Fans were all treated to two fantastic conference title games Sunday. However, with a two-week wait until the Super Bowl and the astoundingly close outcomes of both games on Sunday, most of this week will be spent talking about the teams who fell just short of the Super Bowl.
Sympathy is almost too strong a word, but that is exactly what the Saints and Chiefs have been getting a lot of from fans and media alike. People are worked up over the fact that Patrick Mahomes and the Chiefs high-powered offense never saw the ball in overtime as well as a missed call that kept the Rams alive in the Superdome. As cold as it sounds, neither team or fanbase deserves any sympathy and no rule changes should be made. When looking at each case separately, it becomes abundantly clear that both of Sunday’s losers got exactly what they deserved.
Chiefs:
First off, Kansas City was fortunate to even get the game to overtime. New England had double the first downs of the Chiefs. The Patriots also had over 500 yards of total offense. Kansas City came in at under 300 total yards, despite a season average of 425.6.
There are two things anyone pulling for the Chiefs should be mad at, neither involve the overtime rules. Anyone suddenly politicking for changing them should also keep these things in mind.
Dee Ford is a fantastic pass rusher who got to opposing quarterbacks 13 times during the regular season, but the soon to be free agent lined up offside negating a play that turned out to be an interception of Tom Brady that would have put the Chiefs in kneel-down mode with about a minute left.

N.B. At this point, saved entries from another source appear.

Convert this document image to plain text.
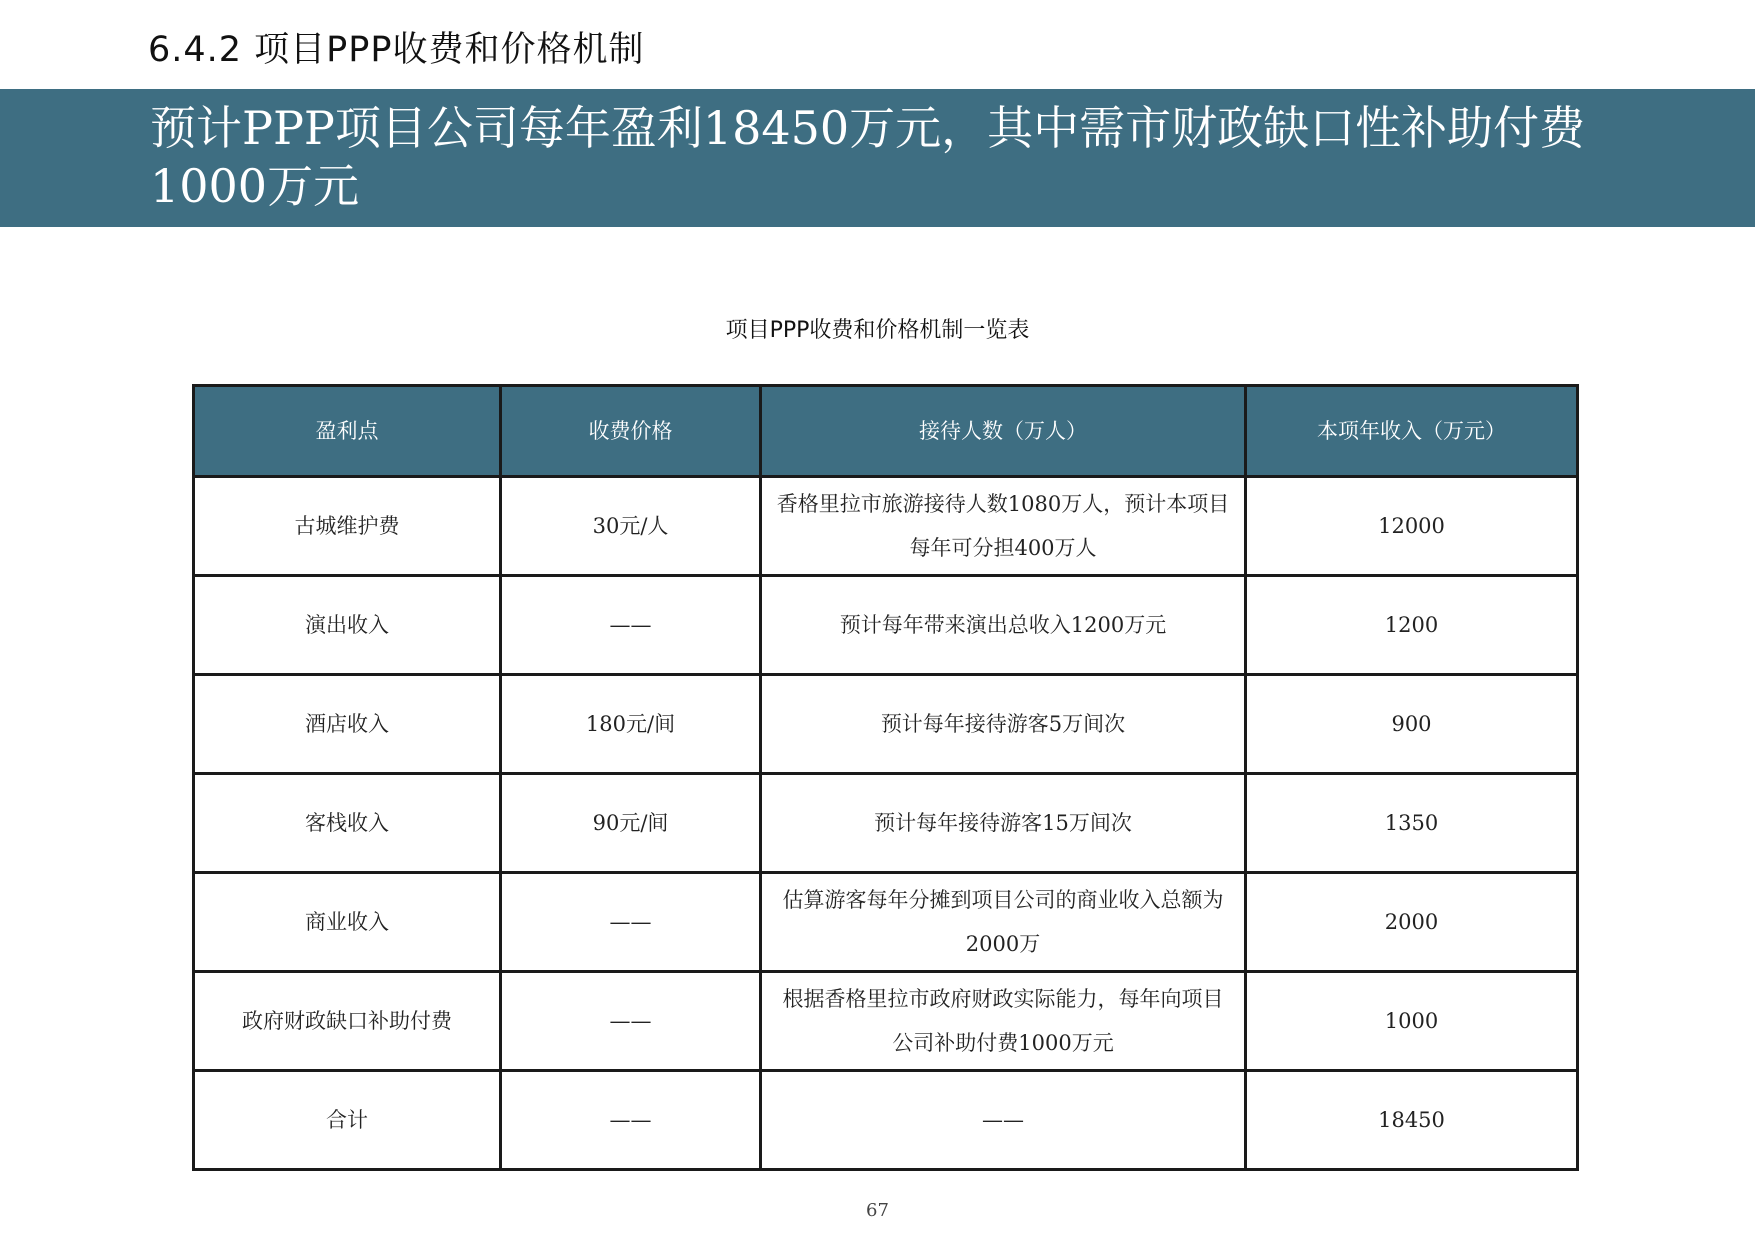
6.4.2 项目PPP收费和价格机制
预计PPP项目公司每年盈利18450万元，其中需市财政缺口性补助付费1000万元
项目PPP收费和价格机制一览表
盈利点	收费价格	接待人数（万人）	本项年收入（万元）
古城维护费	30元/人	香格里拉市旅游接待人数1080万人，预计本项目每年可分担400万人	12000
演出收入	——	预计每年带来演出总收入1200万元	1200
酒店收入	180元/间	预计每年接待游客5万间次	900
客栈收入	90元/间	预计每年接待游客15万间次	1350
商业收入	——	估算游客每年分摊到项目公司的商业收入总额为2000万	2000
政府财政缺口补助付费	——	根据香格里拉市政府财政实际能力，每年向项目公司补助付费1000万元	1000
合计	——	——	18450
67
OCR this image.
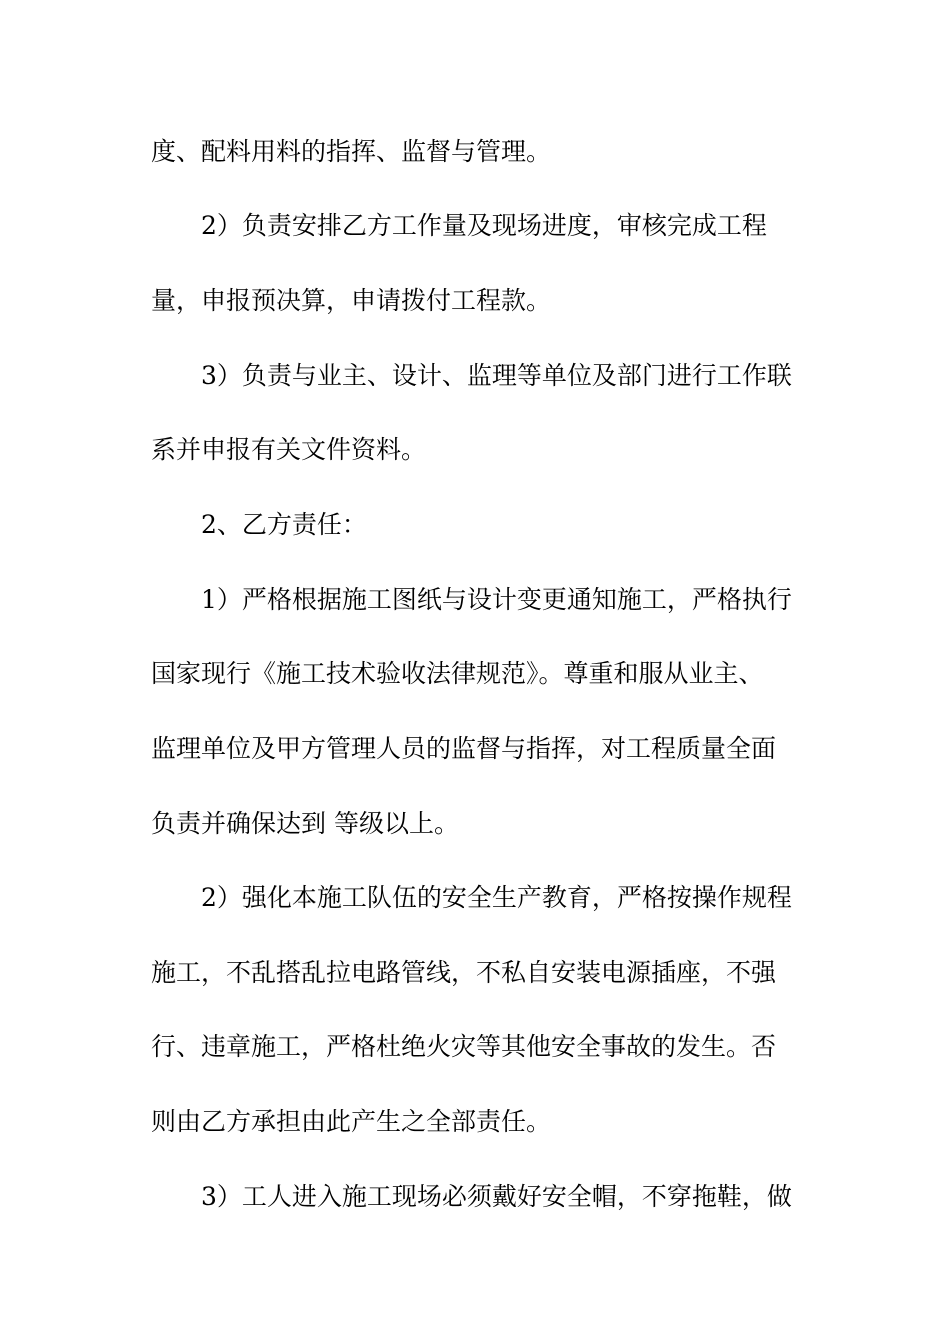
度、配料用料的指挥、监督与管理。
2）负责安排乙方工作量及现场进度，审核完成工程
量，申报预决算，申请拨付工程款。
3）负责与业主、设计、监理等单位及部门进行工作联
系并申报有关文件资料。
2、乙方责任：
1）严格根据施工图纸与设计变更通知施工，严格执行
国家现行《施工技术验收法律规范》。尊重和服从业主、
监理单位及甲方管理人员的监督与指挥，对工程质量全面
负责并确保达到 等级以上。
2）强化本施工队伍的安全生产教育，严格按操作规程
施工，不乱搭乱拉电路管线，不私自安装电源插座，不强
行、违章施工，严格杜绝火灾等其他安全事故的发生。否
则由乙方承担由此产生之全部责任。
3）工人进入施工现场必须戴好安全帽，不穿拖鞋，做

The most basic of errors committed in the most critical of spots. Miami Miracle aside, that never happens to New England. That is why the Patriots are going to yet another Super Bowl and why the Chiefs have not been there since the 1960s.
The other school of thought is simple. Kansas City’s defense stinks. It has all year long. They ranked second to last in total defense. Contrary to the thinking of a vocal minority of NFL fans, New England cannot rig a coin flip, once that went the way it did, that defense had to keep Brady’s bunch out of the endzone. Despite creating three separate third and long situations, they could not do it. That is why Mahomes never saw the ball in overtime, not the rules. Even against bad teams like Denver and Oakland, the Chiefs defense played with fire all year long, they finally got burned.
Saints:
Nickell Robey-Coleman absolutely should have been called for pass interference with less than two minutes left which would have allowed New Orleans to further bleed the clock before going ahead and tacking on a game-winning field goal or touchdown. The league office and Colman himself have admitted as much.
However, why was Sean Payton throwing the ball in a tie game with less than two minutes left? His team was already in field goal range and the opponent only had one timeout. The cop-out answer in the modern NFL is something like “I’m trying to be aggressive”. However, there is a fine line between being aggressive and being stupid. Payton was being stupid and paid for it.
Also, under no circumstances should pass interference ever be made reviewable by replay. Even though this particular instance seemed to be black and white, pass interference rarely is that way. Games take three and a half hours already, the last thing we need is to make the most subjective call in the sport susceptible to change via super slow-motion replay.
Lastly, Brees and the Saints offense got the ball to start the extra period. They are more than capable of doing what New England did which would have made the no-call irrelevant. Brees turned it over.
Refs miss calls and the rules are fine. Every NFL fan and media member needs to stop complaining and rejoice in the fact that the two best and most deserving teams will play for the ultimate prize.